To answer your questions in a concrete manner, the reason why you can write

$$dG = \left(\frac{\partial G}{\partial p}\right)_T dp$$

is because you're assuming temperature $T$ to be constant during the process you're considering. Thus $dT = 0$ and the formula for the exact differential of $G(T,P)$ simplifies.

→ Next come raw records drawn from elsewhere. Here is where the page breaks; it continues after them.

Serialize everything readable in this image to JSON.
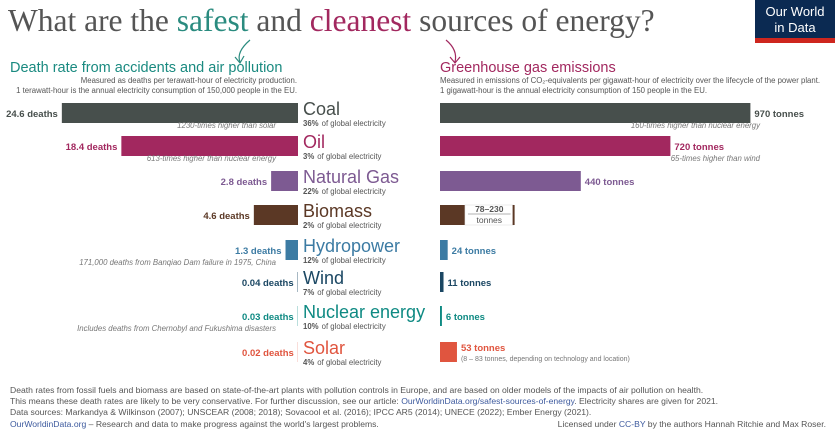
{
  "header": {
    "title": [
      "What are the ",
      "safest",
      " and ",
      "cleanest",
      " sources of energy?"
    ],
    "logo": [
      "Our World",
      "in Data"
    ]
  },
  "chart_data": [
    {
      "type": "bar",
      "orientation": "horizontal",
      "direction": "left",
      "title": "Death rate from accidents and air pollution",
      "subtitle": [
        "Measured as deaths per terawatt-hour of electricity production.",
        "1 terawatt-hour is the annual electricity consumption of 150,000 people in the EU."
      ],
      "categories": [
        "Coal",
        "Oil",
        "Natural Gas",
        "Biomass",
        "Hydropower",
        "Wind",
        "Nuclear energy",
        "Solar"
      ],
      "shares": [
        "36%",
        "3%",
        "22%",
        "2%",
        "12%",
        "7%",
        "10%",
        "4%"
      ],
      "share_text": "of global electricity",
      "values": [
        24.6,
        18.4,
        2.8,
        4.6,
        1.3,
        0.04,
        0.03,
        0.02
      ],
      "value_labels": [
        "24.6 deaths",
        "18.4 deaths",
        "2.8 deaths",
        "4.6 deaths",
        "1.3 deaths",
        "0.04 deaths",
        "0.03 deaths",
        "0.02 deaths"
      ],
      "colors": [
        "#474f4c",
        "#a2285f",
        "#7d5a92",
        "#5b3825",
        "#3c7ba3",
        "#1b4763",
        "#0f8a83",
        "#e0553f"
      ],
      "xlim": [
        0,
        25
      ],
      "annotations": [
        {
          "index": 0,
          "text": "1230-times higher than solar"
        },
        {
          "index": 1,
          "text": "613-times higher than nuclear energy"
        },
        {
          "index": 4,
          "text": "171,000 deaths from Banqiao Dam failure in 1975, China"
        },
        {
          "index": 6,
          "text": "Includes deaths from Chernobyl and Fukushima disasters"
        }
      ]
    },
    {
      "type": "bar",
      "orientation": "horizontal",
      "direction": "right",
      "title": "Greenhouse gas emissions",
      "subtitle": [
        "Measured in emissions of CO₂-equivalents per gigawatt-hour of electricity over the lifecycle of the power plant.",
        "1 gigawatt-hour is the annual electricity consumption of 150 people in the EU."
      ],
      "values": [
        970,
        720,
        440,
        null,
        24,
        11,
        6,
        53
      ],
      "value_labels": [
        "970 tonnes",
        "720 tonnes",
        "440 tonnes",
        null,
        "24 tonnes",
        "11 tonnes",
        "6 tonnes",
        "53 tonnes"
      ],
      "range": {
        "index": 3,
        "low": 78,
        "high": 230,
        "label": "78–230",
        "unit": "tonnes"
      },
      "colors": [
        "#474f4c",
        "#a2285f",
        "#7d5a92",
        "#5b3825",
        "#3c7ba3",
        "#1b4763",
        "#0f8a83",
        "#e0553f"
      ],
      "xlim": [
        0,
        1000
      ],
      "annotations": [
        {
          "index": 0,
          "text": "160-times higher than nuclear energy"
        },
        {
          "index": 1,
          "text": "65-times higher than wind"
        },
        {
          "index": 7,
          "text": "(8 – 83 tonnes, depending on technology and location)"
        }
      ]
    }
  ],
  "footer": {
    "line1": "Death rates from fossil fuels and biomass are based on state-of-the-art plants with pollution controls in Europe, and are based on older models of the impacts of air pollution on health.",
    "line2": [
      "This means these death rates are likely to be very conservative. For further discussion, see our article: ",
      "OurWorldinData.org/safest-sources-of-energy",
      ". Electricity shares are given for 2021."
    ],
    "line3": "Data sources: Markandya & Wilkinson (2007); UNSCEAR (2008; 2018); Sovacool et al. (2016); IPCC AR5 (2014); UNECE (2022); Ember Energy (2021).",
    "line4": [
      "OurWorldinData.org",
      " – Research and data to make progress against the world's largest problems."
    ],
    "license": [
      "Licensed under ",
      "CC-BY",
      " by the authors Hannah Ritchie and Max Roser."
    ]
  }
}
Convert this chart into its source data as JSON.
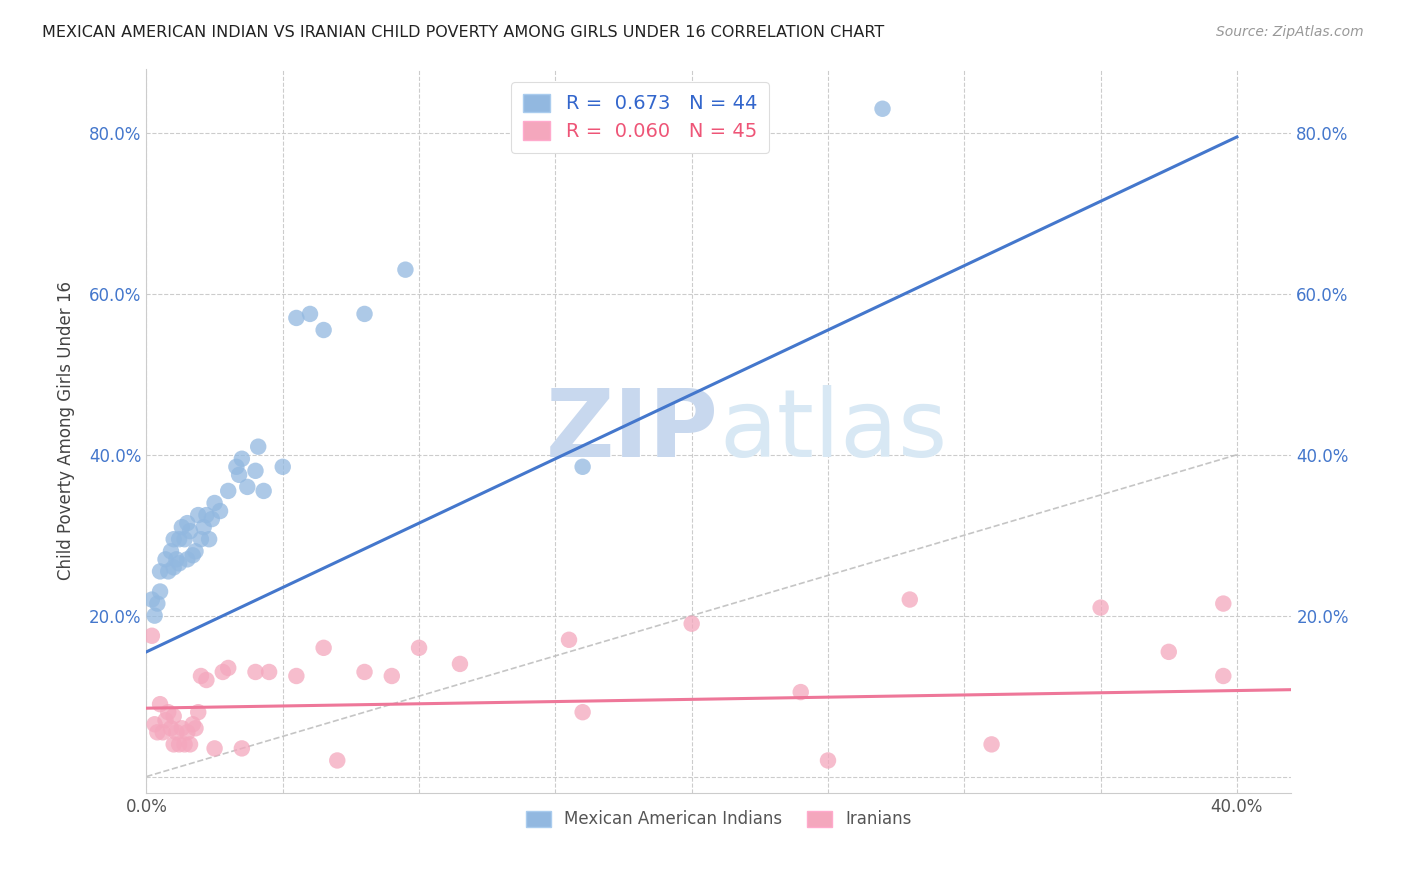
{
  "title": "MEXICAN AMERICAN INDIAN VS IRANIAN CHILD POVERTY AMONG GIRLS UNDER 16 CORRELATION CHART",
  "source": "Source: ZipAtlas.com",
  "ylabel": "Child Poverty Among Girls Under 16",
  "xlabel": "",
  "xlim": [
    0.0,
    0.42
  ],
  "ylim": [
    -0.02,
    0.88
  ],
  "xticks": [
    0.0,
    0.05,
    0.1,
    0.15,
    0.2,
    0.25,
    0.3,
    0.35,
    0.4
  ],
  "yticks": [
    0.0,
    0.2,
    0.4,
    0.6,
    0.8
  ],
  "blue_R": "0.673",
  "blue_N": "44",
  "pink_R": "0.060",
  "pink_N": "45",
  "blue_color": "#92B8E0",
  "pink_color": "#F4A7BD",
  "blue_line_color": "#4477CC",
  "pink_line_color": "#EE7799",
  "diagonal_color": "#BBBBBB",
  "background_color": "#FFFFFF",
  "watermark_zip": "ZIP",
  "watermark_atlas": "atlas",
  "blue_scatter": [
    [
      0.002,
      0.22
    ],
    [
      0.003,
      0.2
    ],
    [
      0.004,
      0.215
    ],
    [
      0.005,
      0.255
    ],
    [
      0.005,
      0.23
    ],
    [
      0.007,
      0.27
    ],
    [
      0.008,
      0.255
    ],
    [
      0.009,
      0.28
    ],
    [
      0.01,
      0.26
    ],
    [
      0.01,
      0.295
    ],
    [
      0.011,
      0.27
    ],
    [
      0.012,
      0.295
    ],
    [
      0.012,
      0.265
    ],
    [
      0.013,
      0.31
    ],
    [
      0.014,
      0.295
    ],
    [
      0.015,
      0.315
    ],
    [
      0.015,
      0.27
    ],
    [
      0.016,
      0.305
    ],
    [
      0.017,
      0.275
    ],
    [
      0.018,
      0.28
    ],
    [
      0.019,
      0.325
    ],
    [
      0.02,
      0.295
    ],
    [
      0.021,
      0.31
    ],
    [
      0.022,
      0.325
    ],
    [
      0.023,
      0.295
    ],
    [
      0.024,
      0.32
    ],
    [
      0.025,
      0.34
    ],
    [
      0.027,
      0.33
    ],
    [
      0.03,
      0.355
    ],
    [
      0.033,
      0.385
    ],
    [
      0.034,
      0.375
    ],
    [
      0.035,
      0.395
    ],
    [
      0.037,
      0.36
    ],
    [
      0.04,
      0.38
    ],
    [
      0.041,
      0.41
    ],
    [
      0.043,
      0.355
    ],
    [
      0.05,
      0.385
    ],
    [
      0.055,
      0.57
    ],
    [
      0.06,
      0.575
    ],
    [
      0.065,
      0.555
    ],
    [
      0.08,
      0.575
    ],
    [
      0.095,
      0.63
    ],
    [
      0.16,
      0.385
    ],
    [
      0.27,
      0.83
    ]
  ],
  "pink_scatter": [
    [
      0.002,
      0.175
    ],
    [
      0.003,
      0.065
    ],
    [
      0.004,
      0.055
    ],
    [
      0.005,
      0.09
    ],
    [
      0.006,
      0.055
    ],
    [
      0.007,
      0.07
    ],
    [
      0.008,
      0.08
    ],
    [
      0.009,
      0.06
    ],
    [
      0.01,
      0.04
    ],
    [
      0.01,
      0.075
    ],
    [
      0.011,
      0.055
    ],
    [
      0.012,
      0.04
    ],
    [
      0.013,
      0.06
    ],
    [
      0.014,
      0.04
    ],
    [
      0.015,
      0.055
    ],
    [
      0.016,
      0.04
    ],
    [
      0.017,
      0.065
    ],
    [
      0.018,
      0.06
    ],
    [
      0.019,
      0.08
    ],
    [
      0.02,
      0.125
    ],
    [
      0.022,
      0.12
    ],
    [
      0.025,
      0.035
    ],
    [
      0.028,
      0.13
    ],
    [
      0.03,
      0.135
    ],
    [
      0.035,
      0.035
    ],
    [
      0.04,
      0.13
    ],
    [
      0.045,
      0.13
    ],
    [
      0.055,
      0.125
    ],
    [
      0.065,
      0.16
    ],
    [
      0.07,
      0.02
    ],
    [
      0.08,
      0.13
    ],
    [
      0.09,
      0.125
    ],
    [
      0.1,
      0.16
    ],
    [
      0.115,
      0.14
    ],
    [
      0.155,
      0.17
    ],
    [
      0.16,
      0.08
    ],
    [
      0.2,
      0.19
    ],
    [
      0.24,
      0.105
    ],
    [
      0.25,
      0.02
    ],
    [
      0.28,
      0.22
    ],
    [
      0.31,
      0.04
    ],
    [
      0.35,
      0.21
    ],
    [
      0.375,
      0.155
    ],
    [
      0.395,
      0.125
    ],
    [
      0.395,
      0.215
    ]
  ],
  "blue_line": [
    0.0,
    0.155,
    0.4,
    0.795
  ],
  "pink_line": [
    0.0,
    0.085,
    0.42,
    0.108
  ],
  "diag_line": [
    0.0,
    0.0,
    0.4,
    0.4
  ]
}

To address your question in a broader sense: I understand you might be asking why do state functions have these special properties. To answer that you need to go revise the foundations of thermodynamics, its four postulates to be exact. The properties we are discussing here arise from the requirements we impose on internal energy/entropy (depends on what side we are approaching matters from), namely the requirement that entropy/internal energy be extensive and the equilibrium values of the extensive parameters of a system ($U,V$ in case of the $S(U,V)$ approach) be such that they maximise entropy of the system. I recommend you pick up H. Callen - Thermodynamics and an Introduction to Thermostatistics.